Andrew founded URBNSRF and spearheaded the company’s Tullamarine project, seeing it up and running before parting ways last year (he still remains a shareholder).

Aventuur spokesperson Rupert Partridge says they plan to commence construction at Cockburn in late 2022, subject to government approvals. He says the company has big plans beyond their Perth site. The company says it’s planning to develop surf parks both in Australia and overseas, including in Queensland, northern NSW, New Zealand and Singapore.

But back to Micro and his conversion.

As we suggested above, it’s happened over time, mostly through coaching his elite pro clients. “I’d done a fair bit at Kelly’s pool — Surfing Australia’s pre-Olympic sessions and all the CT events there.

“Then I did some technique coaching with Molly Picklum in Melbourne. I left with a whole new idea on pools after that. My to-do list grew every time.”

As we all know, surfing is a sport with many faces. The key in pools for Micro is the technical aspect — adjustments in turns and trim lines that while small, might evade you in normal surf zones for months or even years.

“If someone comes in from their half hour session in the surf, you might think ‘Oh I’d love to tune in on this or that movement,’” he says. “But the situation, the wave, might not repeat itself for another hour. They might not even catch a wave for ten minutes. Meanwhile you’re on the beach, you can’t talk with them, there’s no communication.

“In a pool, it’s like, first turn, try this. Second turn, try it again. Video it, hop out, watch the clip for feedback, hop back in, try it again. It’s so rare to be able to do that in a normal surf zone. It’s just not available.”

Different pools present different opportunities. Kelly’s pool, Micro quickly discovered, was all about the barrel — especially for the girls. Even at elite levels, there were gaps in their skill sets.

“There were reasons for that,” he says. “Historically, girls haven’t been considered as equals in the lineup. I’m thankful that it’s changing, but in the past when it pumped at top pointbreaks, slabs or heavy sandbars, the local guys and older crew would froth out and take over, and the girls couldn’t get a look in. And the less time you spend getting tubed, the less comfortable you are.

“But just having a clean canvas to tune in on, taking the crowd and hierarchy out of the equation, and having another one come through exactly the same each time, they went from zero to 100 real fast.”

That experience has Micro psyched to see how wave pools can accelerate the learning curve for girls and women, developing skill-sets to set them up for heavier surf zones in the first place: “It’s a game-changer.”

In the Wavegarden, he says, it’s about range of movement. Studies of expertise have shown that in order to learn or re-learn a movement, you’d need to repeat it within 90 seconds. That’s a definition of quality practice, and while you might pull it off once every coupla months in a small wind-swell rip bowl, those chances aren’t super common in the wild.
A pool pushing sets out over and over for hours, similar size and shape every time — different story.

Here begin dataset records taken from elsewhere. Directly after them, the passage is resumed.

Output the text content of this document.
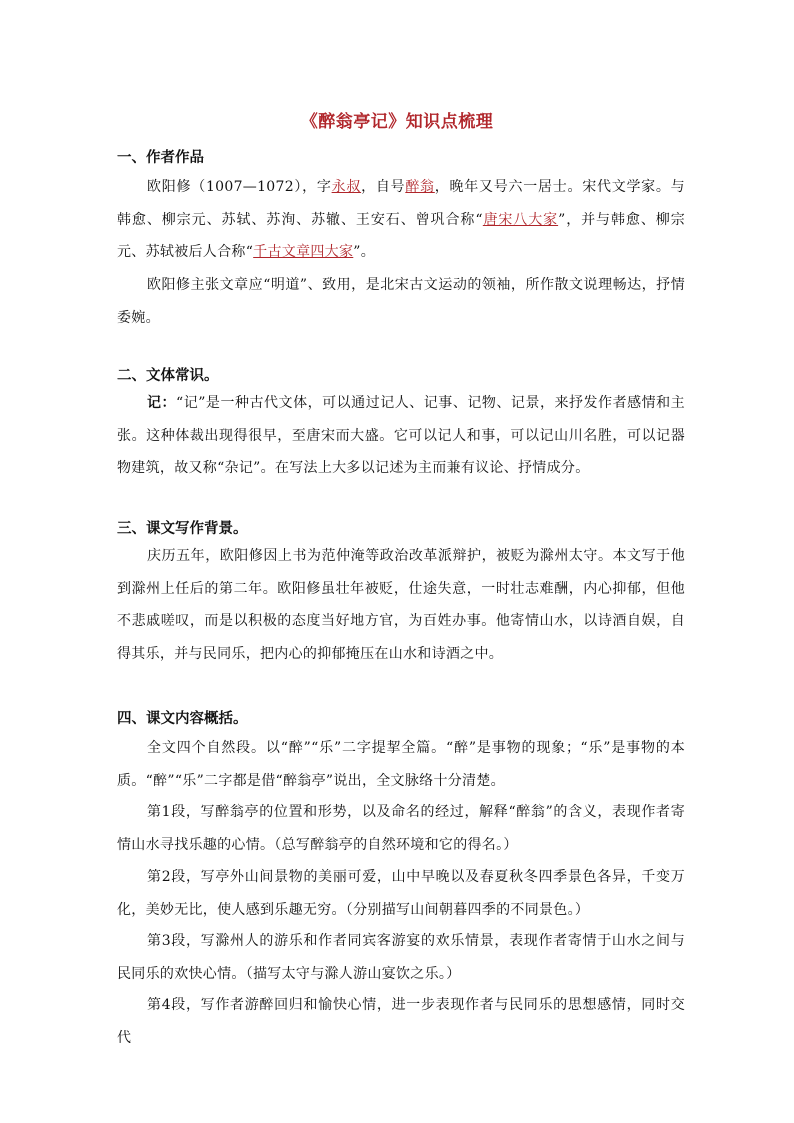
《醉翁亭记》知识点梳理
一、作者作品

欧阳修（1007—1072），字永叔，自号醉翁，晚年又号六一居士。宋代文学家。与韩愈、柳宗元、苏轼、苏洵、苏辙、王安石、曾巩合称“唐宋八大家”，并与韩愈、柳宗元、苏轼被后人合称“千古文章四大家”。

欧阳修主张文章应“明道”、致用，是北宋古文运动的领袖，所作散文说理畅达，抒情委婉。

二、文体常识。

记：“记”是一种古代文体，可以通过记人、记事、记物、记景，来抒发作者感情和主张。这种体裁出现得很早，至唐宋而大盛。它可以记人和事，可以记山川名胜，可以记器物建筑，故又称“杂记”。在写法上大多以记述为主而兼有议论、抒情成分。

三、课文写作背景。

庆历五年，欧阳修因上书为范仲淹等政治改革派辩护，被贬为滁州太守。本文写于他到滁州上任后的第二年。欧阳修虽壮年被贬，仕途失意，一时壮志难酬，内心抑郁，但他不悲戚嗟叹，而是以积极的态度当好地方官，为百姓办事。他寄情山水，以诗酒自娱，自得其乐，并与民同乐，把内心的抑郁掩压在山水和诗酒之中。

四、课文内容概括。

全文四个自然段。以“醉”“乐”二字提挈全篇。“醉”是事物的现象；“乐”是事物的本质。“醉”“乐”二字都是借“醉翁亭”说出，全文脉络十分清楚。

第1段，写醉翁亭的位置和形势，以及命名的经过，解释“醉翁”的含义，表现作者寄情山水寻找乐趣的心情。（总写醉翁亭的自然环境和它的得名。）

第2段，写亭外山间景物的美丽可爱，山中早晚以及春夏秋冬四季景色各异，千变万化，美妙无比，使人感到乐趣无穷。（分别描写山间朝暮四季的不同景色。）

第3段，写滁州人的游乐和作者同宾客游宴的欢乐情景，表现作者寄情于山水之间与民同乐的欢快心情。（描写太守与滁人游山宴饮之乐。）

第4段，写作者游醉回归和愉快心情，进一步表现作者与民同乐的思想感情，同时交代
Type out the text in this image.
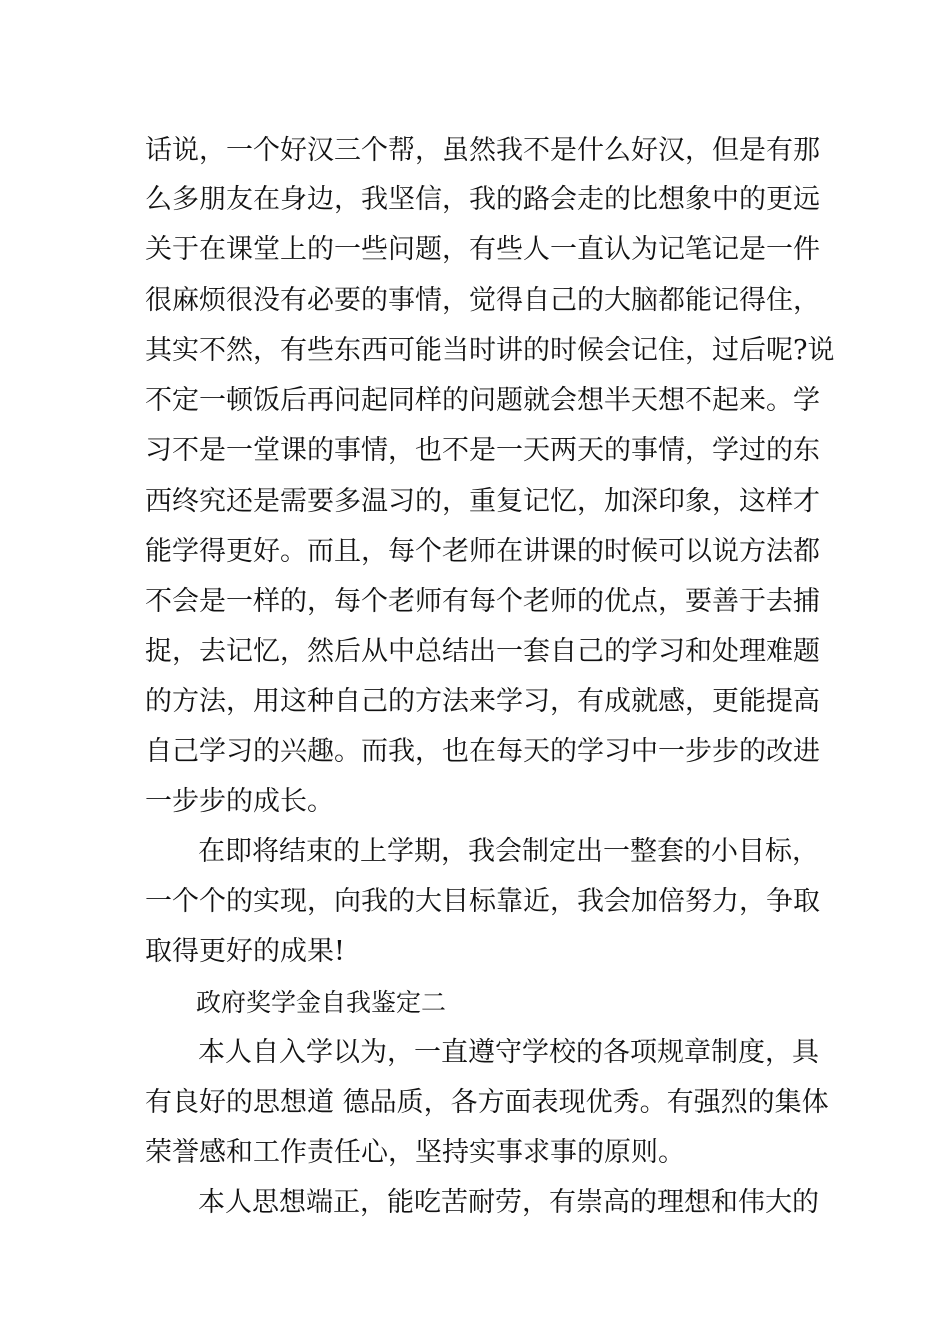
话说，一个好汉三个帮，虽然我不是什么好汉，但是有那

么多朋友在身边，我坚信，我的路会走的比想象中的更远

关于在课堂上的一些问题，有些人一直认为记笔记是一件

很麻烦很没有必要的事情，觉得自己的大脑都能记得住，

其实不然，有些东西可能当时讲的时候会记住，过后呢?说

不定一顿饭后再问起同样的问题就会想半天想不起来。学

习不是一堂课的事情，也不是一天两天的事情，学过的东

西终究还是需要多温习的，重复记忆，加深印象，这样才

能学得更好。而且，每个老师在讲课的时候可以说方法都

不会是一样的，每个老师有每个老师的优点，要善于去捕

捉，去记忆，然后从中总结出一套自己的学习和处理难题

的方法，用这种自己的方法来学习，有成就感，更能提高

自己学习的兴趣。而我，也在每天的学习中一步步的改进

一步步的成长。

在即将结束的上学期，我会制定出一整套的小目标，

一个个的实现，向我的大目标靠近，我会加倍努力，争取

取得更好的成果!

政府奖学金自我鉴定二

本人自入学以为，一直遵守学校的各项规章制度，具

有良好的思想道 德品质，各方面表现优秀。有强烈的集体

荣誉感和工作责任心，坚持实事求事的原则。

本人思想端正，能吃苦耐劳，有崇高的理想和伟大的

But it was another, more personal experience at the Melbourne pool that spun Micro around. At Kelly’s pool, there’s only one wave every few minutes; the rest of the time there’s just a small lake looking at you.

In the Wavegarden, there’s waves all the time. “Like a normal spot,” is how Micro describes its effect on him. “I walked in and I couldn’t get my wettie on quick enough. That inner froth comes out. It’s really interesting.”

In Perth, he’s planning to set up a coaching structure and syllabus covering all the skills — usable in the pool, but transferable to the ocean. Pure wave-riding skills, yeah, but also surf safety and etiquette, environmental awareness, and dealing with others in the water.

“There’s a fine line between gross localism and keeping a lineup safe. We want to teach inclusion. The pool is the one spot where you’ll get a first-time surfer and a highly skilled surfer and everyone in between, in the same place. It’s like you’ve come to the sickest offshore beachie and everyone’s having fun.”